Résultats de la recherche

La recherche a révélé que la dimensionalité dynamique des clusters neuronaux présente une relation de puissance scaling infinie en fonction du nombre de neurones. Bien que 50% de la variance des neurones soit contenue dans 16 dimensions associées au comportement, ces dimensions ne sont pas liées à des indicateurs immédiats de comportement ou de sensations. Les composantes de haute dimension révèlent une structure temporelle unique, couvrant des échelles allant de secondes à la limite de la résolution temporelle. De plus, ces activités de haute dimension sont presque orthogonales aux motifs induits par les sensations, suggérant que ces dimensions expliquent des calculs neuronaux déconnectés des sensations ou comportements immédiats.

Plus précisément, les auteurs ont utilisé une méthode d’analyse des composantes de variance partagée (SVCA) pour séparer les enregistrements du cortex de l’ensemble des neurones et déterminer les dimensions linéaires des deux groupes d’activités neuronales, appelées composantes de variance partagée (SVC). En utilisant la covariance de ces dimensions pour les tests de fiabilité, les auteurs ont trouvé que la méthode SVCA séparait plus précisément les signaux biologiquement significatifs que les techniques traditionnelles de réduction de la dimensionalité.

Par une analyse SVCA des enregistrements du cortex semi-sphérique comprenant 146,741 neurones, les auteurs ont découvert que la dimensionalité augmentait suivant une loi de puissance jusqu’à la quantité maximale de groupes de neurones observables, et ce dans différentes distributions affines et densités d’enregistrement.
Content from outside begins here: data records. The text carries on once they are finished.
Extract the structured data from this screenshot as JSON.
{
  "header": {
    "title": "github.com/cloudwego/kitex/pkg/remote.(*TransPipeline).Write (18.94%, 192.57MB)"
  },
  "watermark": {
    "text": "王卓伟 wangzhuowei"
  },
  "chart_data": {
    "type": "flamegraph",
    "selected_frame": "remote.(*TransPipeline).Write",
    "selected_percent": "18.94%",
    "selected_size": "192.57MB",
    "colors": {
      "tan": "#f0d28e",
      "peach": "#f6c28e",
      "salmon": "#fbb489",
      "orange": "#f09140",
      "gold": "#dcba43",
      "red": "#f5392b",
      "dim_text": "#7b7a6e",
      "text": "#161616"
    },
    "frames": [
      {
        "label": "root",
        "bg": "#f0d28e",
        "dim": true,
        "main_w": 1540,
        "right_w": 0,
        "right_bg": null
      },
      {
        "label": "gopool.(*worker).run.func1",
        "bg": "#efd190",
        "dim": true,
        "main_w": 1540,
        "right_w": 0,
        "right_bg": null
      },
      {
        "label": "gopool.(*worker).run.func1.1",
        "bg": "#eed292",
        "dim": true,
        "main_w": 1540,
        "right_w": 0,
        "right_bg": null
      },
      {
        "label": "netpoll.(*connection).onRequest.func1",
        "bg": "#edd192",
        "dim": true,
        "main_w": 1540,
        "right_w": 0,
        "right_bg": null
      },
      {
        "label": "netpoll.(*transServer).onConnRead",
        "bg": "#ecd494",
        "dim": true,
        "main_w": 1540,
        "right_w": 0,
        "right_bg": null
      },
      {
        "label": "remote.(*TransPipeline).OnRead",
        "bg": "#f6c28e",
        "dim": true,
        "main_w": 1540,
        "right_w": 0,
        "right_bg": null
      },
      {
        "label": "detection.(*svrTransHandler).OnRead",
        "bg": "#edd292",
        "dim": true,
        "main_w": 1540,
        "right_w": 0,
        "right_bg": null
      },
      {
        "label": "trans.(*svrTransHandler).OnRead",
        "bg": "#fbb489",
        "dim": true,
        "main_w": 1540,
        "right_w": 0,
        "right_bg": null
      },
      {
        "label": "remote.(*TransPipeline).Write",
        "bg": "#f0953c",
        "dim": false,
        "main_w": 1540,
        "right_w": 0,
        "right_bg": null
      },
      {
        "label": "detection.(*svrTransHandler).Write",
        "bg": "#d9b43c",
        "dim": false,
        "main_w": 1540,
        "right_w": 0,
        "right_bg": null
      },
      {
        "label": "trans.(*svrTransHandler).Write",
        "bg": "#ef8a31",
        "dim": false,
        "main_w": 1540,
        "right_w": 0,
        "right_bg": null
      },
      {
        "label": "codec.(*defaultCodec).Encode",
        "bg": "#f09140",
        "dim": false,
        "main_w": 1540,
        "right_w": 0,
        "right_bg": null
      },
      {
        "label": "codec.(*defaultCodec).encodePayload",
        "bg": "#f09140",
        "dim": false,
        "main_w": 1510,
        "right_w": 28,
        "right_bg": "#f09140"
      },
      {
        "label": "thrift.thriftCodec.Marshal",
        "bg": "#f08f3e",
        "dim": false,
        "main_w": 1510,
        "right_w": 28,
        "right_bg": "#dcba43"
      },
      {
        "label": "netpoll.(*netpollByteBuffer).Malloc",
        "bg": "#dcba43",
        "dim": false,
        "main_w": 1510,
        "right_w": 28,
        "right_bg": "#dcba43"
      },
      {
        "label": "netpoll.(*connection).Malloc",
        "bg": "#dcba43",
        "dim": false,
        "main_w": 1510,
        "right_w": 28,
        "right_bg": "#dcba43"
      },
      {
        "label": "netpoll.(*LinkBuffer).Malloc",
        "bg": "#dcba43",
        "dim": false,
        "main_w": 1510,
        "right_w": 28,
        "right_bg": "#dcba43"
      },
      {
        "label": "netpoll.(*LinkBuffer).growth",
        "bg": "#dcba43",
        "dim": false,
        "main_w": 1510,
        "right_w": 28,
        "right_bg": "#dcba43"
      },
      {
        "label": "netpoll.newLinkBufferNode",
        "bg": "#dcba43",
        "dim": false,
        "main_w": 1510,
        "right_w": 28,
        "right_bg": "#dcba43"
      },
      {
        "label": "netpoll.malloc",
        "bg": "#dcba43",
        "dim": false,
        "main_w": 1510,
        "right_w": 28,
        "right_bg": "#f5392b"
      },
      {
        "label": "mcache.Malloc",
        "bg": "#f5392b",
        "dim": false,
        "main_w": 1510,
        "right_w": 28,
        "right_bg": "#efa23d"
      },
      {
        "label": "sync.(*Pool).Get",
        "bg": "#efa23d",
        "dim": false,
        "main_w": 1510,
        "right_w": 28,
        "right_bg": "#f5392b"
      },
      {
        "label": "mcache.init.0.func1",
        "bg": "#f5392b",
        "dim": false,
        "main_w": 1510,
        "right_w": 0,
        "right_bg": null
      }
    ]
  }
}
Ce résultat suggère que, indépendamment de la stratégie d’échantillonnage, la dimensionalité du cortex dépend principalement du nombre de neurones enregistrés plutôt que de leur distribution spatiale dans le volume ou la région corticale.

Signification de l’étude

Les conclusions de l’étude soulignent la haute dimensionalité des calculs neuronaux, mettant en évidence l’importance des technologies d’enregistrement à grande échelle et au niveau cellulaire pour révéler le substrat complet du calcul neuronal. Cela signifie que pour comprendre la dynamique haute dimensionnelle du cortex, il est nécessaire d’observer l’activité neuronale à une échelle plus grande. Bien que plus de 90% des dimensions neuronales fiables ne soient pas liées au comportement immédiat des animaux, cela ne signifie pas que ces dimensions élevées sont inutiles pour la fonction neuronale. Les résultats indiquent également que les méthodes traditionnelles basées sur la variance pourraient sérieusement sous-estimer la dimensionalité neuronale, mettant en évidence le besoin d’enregistrements à grande échelle supplémentaires.

En comprenant les propriétés dimensionnelles de ces hautes dimensions, les scientifiques peuvent explorer plus avant comment les circuits neuronaux codent et traitent l’information. En outre, les nouvelles techniques et méthodes utilisées dans cet article pourraient ouvrir de nouvelles voies pour étudier comment des états internes tels que l’attention, la motivation, la faim ou la peur influencent le calcul neuronal.

Cette étude offre non seulement une nouvelle perspective sur le calcul neuronal mais démontre également la nécessité future de combiner une haute dimensionalité et des enregistrements cellulaires à grande échelle pour comprendre comment le cerveau traite des informations complexes.